Step 3 — Write canonical file:

---
name: <canonical name>
aliases:
  - Alias One
  - Alias Two
---

# <canonical name>

## Identity
<role / title / faction>. *Also known as: Alias One, Alias Two.*

## Personality & Motivations
...

Aliases appear in both the frontmatter list AND the Identity-section parenthetical. If the canonical already has frontmatter, use Edit to update it; otherwise Write the whole file.

Step 4 — Pre-delete safety checks for losers:

If a loser has > 200 chars of substantive content not carried into the canonical, warn the user before deleting.
Run grep -r <loser-basename> <project-root> — if other files reference the loser's filename (hardcoded paths, imports), surface matches before deletion.

Step 5 — Delete losers. Collect all losers from the current batch and delete them in one rm -v command (easier to audit than per-file deletes; matches the process dump's execution order). Example:

rm -v docs/npcs/captain_tolubb.md docs/npcs/cap_tolubb.md

Step 6 — Update state file with the confirmed cluster's details (files, canonical, aliases_recorded).

Step 7 — Per-batch summary printed to the user:

Batch 1 (spelling drift, 4 clusters): merged 7 files → 4 canonicals.
  tolubb.md            ← captain_tolubb.md, cap_tolubb.md        aliases: [Captain Tolubb, Cap. Tolubb]
  hartsch.md           ← harch.md, harch_hartsch.md              aliases: [Harch]
  ...

Phase 6: Final report

After all batches:

Total: started with N files, ended with M (N - M merged away)
Aliases recorded: count of canonical files with non-empty aliases:
Clusters rejected as different NPCs (reminder): K
Clusters deferred: J (list them — the user should revisit later)
Backup location: <tarball path> — remind the user to rm it once they're satisfied

Next step:

python planning.py --npc <dossier-dir>/*.md --arc-scores ... \
    --summaries summaries.md --output docs/planning.md

Key principles

Human decides scope; LLM renders inside. Clustering is a proposal. Every merge waits for explicit user confirmation. Body reconciliation is rendering — safe for the LLM once the user has confirmed the files describe the same NPC.
Aliases flow uphill, nothing is lost. Every variant name from every loser becomes an alias on the canonical, in both YAML and body form.
Always back up first. The tarball exists before anything is deleted. If the tarball creation fails, abort — no safety net, no run.
State pins rejections.

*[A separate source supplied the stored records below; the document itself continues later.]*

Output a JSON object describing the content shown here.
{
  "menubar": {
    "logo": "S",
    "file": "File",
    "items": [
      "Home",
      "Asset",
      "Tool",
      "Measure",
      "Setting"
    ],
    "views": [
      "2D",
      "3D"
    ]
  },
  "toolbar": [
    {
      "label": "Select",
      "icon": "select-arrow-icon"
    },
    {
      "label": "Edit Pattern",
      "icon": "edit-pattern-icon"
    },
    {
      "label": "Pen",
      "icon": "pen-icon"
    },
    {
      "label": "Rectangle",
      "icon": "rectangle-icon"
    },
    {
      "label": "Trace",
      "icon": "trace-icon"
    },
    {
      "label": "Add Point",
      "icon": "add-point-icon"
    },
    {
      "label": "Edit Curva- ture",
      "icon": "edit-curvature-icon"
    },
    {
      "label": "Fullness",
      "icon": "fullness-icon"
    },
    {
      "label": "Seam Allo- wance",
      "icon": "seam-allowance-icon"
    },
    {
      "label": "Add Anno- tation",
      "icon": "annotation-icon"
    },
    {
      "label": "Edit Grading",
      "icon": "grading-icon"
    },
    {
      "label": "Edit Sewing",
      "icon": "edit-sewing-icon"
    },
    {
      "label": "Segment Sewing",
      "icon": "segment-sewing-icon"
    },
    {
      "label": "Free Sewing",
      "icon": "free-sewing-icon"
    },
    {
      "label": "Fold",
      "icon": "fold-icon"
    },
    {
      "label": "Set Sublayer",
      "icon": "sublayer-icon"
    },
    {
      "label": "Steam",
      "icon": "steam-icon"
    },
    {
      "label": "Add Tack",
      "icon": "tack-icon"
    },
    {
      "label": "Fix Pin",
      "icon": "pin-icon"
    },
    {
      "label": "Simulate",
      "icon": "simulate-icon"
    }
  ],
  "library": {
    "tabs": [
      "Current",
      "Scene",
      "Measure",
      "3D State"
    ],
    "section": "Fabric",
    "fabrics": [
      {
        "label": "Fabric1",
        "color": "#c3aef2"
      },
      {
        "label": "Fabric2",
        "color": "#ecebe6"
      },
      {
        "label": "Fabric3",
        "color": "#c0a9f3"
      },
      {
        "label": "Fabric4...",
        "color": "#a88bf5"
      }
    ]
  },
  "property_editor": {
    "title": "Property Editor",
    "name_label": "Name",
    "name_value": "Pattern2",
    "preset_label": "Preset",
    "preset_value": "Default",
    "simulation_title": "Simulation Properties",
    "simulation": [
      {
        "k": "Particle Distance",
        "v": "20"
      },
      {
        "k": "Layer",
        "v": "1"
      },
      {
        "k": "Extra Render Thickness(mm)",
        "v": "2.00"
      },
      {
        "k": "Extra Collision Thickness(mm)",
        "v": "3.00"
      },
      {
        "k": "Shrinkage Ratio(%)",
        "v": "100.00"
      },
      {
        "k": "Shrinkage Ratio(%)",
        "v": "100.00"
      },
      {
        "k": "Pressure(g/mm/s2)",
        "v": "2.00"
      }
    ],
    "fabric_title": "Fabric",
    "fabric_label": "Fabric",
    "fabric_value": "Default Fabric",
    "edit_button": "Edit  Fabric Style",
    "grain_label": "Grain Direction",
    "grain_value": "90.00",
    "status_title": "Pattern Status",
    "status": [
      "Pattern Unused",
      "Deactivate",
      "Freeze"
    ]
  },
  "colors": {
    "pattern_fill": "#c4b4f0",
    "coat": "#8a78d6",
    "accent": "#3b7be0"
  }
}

A cluster the user has rejected as "different NPCs" must never be re-proposed in a future run.
Atomic per-batch. Complete one batch fully (writes → deletes → state update → summary) before starting the next. Interruption leaves the dossier dir in a consistent state.
Filename similarity ≠ same NPC. From the process dump: dren ≠ dren_halveth, dala ≠ dalia, krell ≠ lieutenant_krell, rannos / ranos_davl / ranus_duval are three NPCs, not one. Always surface contradictions before assuming a merge.
Garbage filenames are real. LLM error responses saved as filenames happen. Detect them, confirm with the user, delete outright.
Compound filenames signal prior punts. brother_eldin_brother_eldrin.md is the previous pass's unresolved ambiguity. Treat as a cluster.

Output

Dossier directory: merged in place with canonical files carrying YAML + body aliases
<parent>/<dossier-dir-name>.backup-<timestamp>.tar.gz: restore point (user should rm when satisfied)
<dossier-dir>/.dedup_state.json: persisted decisions for resumable runs
Console summary per batch and final counts

The user should re-run planning.py synthesize after the skill completes to regenerate planning.md with aliases resolved.